We searched for intermediate (days to years) timescale emission from a 
new gamma-ray transient source. Preliminary analysis indicates no 
significant (> 5 sigma) new excess emission (> 100 MeV) at the IC220928A 
best-fit position. Assuming a power-law spectrum (photon index = 2.0 
fixed) for a point source at the IC220928A best-fit position, the >100 
MeV flux upper limit (95% confidence) is < 6.5e-10 ph cm^-2 s^-1 for 
~14-years (2008-08-04 to 2022-09-28 UTC), and < 9e-9 (<1.1e-7) ph cm^-2 
s^-1 for a 1-month (1-day) integration time before T0.

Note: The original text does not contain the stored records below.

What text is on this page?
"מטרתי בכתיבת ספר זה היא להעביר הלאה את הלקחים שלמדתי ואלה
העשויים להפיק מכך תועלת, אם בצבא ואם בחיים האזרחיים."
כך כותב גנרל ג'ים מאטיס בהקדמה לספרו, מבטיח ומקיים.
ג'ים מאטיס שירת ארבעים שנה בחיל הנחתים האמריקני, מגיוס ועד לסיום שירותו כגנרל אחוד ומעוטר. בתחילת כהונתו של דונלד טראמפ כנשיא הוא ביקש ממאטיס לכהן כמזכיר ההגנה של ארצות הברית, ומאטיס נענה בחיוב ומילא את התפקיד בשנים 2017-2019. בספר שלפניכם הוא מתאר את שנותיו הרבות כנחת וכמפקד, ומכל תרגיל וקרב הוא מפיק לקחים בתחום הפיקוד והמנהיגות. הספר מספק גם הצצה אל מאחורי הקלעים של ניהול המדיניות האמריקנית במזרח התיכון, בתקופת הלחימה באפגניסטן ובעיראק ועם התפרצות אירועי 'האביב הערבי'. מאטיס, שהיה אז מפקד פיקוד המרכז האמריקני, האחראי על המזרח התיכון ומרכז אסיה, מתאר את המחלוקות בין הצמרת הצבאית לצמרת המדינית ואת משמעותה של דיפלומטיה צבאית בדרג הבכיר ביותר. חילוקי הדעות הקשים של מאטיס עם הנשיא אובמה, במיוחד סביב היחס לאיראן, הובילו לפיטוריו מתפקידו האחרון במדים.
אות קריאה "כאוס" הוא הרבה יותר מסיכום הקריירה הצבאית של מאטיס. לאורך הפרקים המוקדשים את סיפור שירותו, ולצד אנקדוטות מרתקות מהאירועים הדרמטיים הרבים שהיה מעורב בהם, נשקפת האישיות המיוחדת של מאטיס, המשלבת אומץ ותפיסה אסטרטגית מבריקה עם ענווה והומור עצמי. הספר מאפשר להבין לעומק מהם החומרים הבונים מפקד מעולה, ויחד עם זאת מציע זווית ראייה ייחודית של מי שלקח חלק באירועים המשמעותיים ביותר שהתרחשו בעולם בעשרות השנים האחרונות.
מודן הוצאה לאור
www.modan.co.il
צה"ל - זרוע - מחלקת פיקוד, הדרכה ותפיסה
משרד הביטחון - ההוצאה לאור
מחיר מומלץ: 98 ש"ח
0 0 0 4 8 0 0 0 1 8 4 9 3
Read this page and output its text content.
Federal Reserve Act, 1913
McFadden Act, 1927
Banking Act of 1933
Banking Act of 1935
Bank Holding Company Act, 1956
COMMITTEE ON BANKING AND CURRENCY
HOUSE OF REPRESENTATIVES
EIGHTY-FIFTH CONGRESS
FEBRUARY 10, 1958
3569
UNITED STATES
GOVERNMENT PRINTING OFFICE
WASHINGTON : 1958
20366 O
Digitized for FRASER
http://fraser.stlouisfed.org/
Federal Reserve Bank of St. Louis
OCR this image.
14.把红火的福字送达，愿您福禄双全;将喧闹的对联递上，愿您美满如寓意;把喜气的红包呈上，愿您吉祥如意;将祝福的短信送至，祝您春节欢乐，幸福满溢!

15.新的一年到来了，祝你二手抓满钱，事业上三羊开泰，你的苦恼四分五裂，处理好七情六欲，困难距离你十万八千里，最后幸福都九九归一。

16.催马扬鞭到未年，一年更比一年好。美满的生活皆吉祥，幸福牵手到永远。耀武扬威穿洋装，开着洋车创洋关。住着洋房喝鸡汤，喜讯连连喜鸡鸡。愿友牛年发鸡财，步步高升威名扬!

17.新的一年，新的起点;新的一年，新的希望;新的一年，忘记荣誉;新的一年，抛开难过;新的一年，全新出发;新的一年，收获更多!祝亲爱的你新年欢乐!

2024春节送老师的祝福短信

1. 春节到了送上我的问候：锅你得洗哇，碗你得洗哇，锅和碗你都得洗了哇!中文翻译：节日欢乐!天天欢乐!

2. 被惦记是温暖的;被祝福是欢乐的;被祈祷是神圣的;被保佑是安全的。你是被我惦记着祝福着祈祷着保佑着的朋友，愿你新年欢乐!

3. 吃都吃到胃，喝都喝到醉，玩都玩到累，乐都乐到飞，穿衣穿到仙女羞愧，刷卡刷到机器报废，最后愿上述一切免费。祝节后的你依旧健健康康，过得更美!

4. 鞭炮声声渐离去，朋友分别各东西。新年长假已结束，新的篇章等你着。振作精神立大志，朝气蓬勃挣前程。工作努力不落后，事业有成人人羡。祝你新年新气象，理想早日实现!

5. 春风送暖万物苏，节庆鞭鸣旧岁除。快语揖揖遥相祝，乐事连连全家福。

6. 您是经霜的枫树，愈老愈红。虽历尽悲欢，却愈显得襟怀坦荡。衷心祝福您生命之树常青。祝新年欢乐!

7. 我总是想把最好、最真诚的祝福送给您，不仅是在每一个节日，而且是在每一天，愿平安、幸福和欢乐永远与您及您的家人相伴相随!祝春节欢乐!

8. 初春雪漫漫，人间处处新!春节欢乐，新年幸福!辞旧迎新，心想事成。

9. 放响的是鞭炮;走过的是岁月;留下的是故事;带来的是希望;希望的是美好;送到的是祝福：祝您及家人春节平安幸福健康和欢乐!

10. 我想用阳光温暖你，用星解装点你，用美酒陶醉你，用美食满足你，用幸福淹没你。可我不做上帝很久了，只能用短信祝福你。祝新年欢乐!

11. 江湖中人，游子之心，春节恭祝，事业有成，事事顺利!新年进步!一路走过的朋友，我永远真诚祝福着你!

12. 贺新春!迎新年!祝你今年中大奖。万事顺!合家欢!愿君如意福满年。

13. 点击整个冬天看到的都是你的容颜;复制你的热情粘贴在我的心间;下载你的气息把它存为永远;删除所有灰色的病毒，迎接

Since Fermi normally operates in an all-sky scanning mode, regular 
monitoring of this region will continue. For these observations the 
Fermi-LAT contact persons are S. Garrappa (simone.garrappa at desy.de) 
and S. Buson (sara.buson at uni-wuerzburg.de).

The Fermi-LAT is a pair conversion telescope designed to cover the 
energy band from 20 MeV to greater than 300 GeV. It is the product of an 
international collaboration between NASA and DOE in the U.S. and many 
scientific institutions across France, Italy, Japan and Sweden.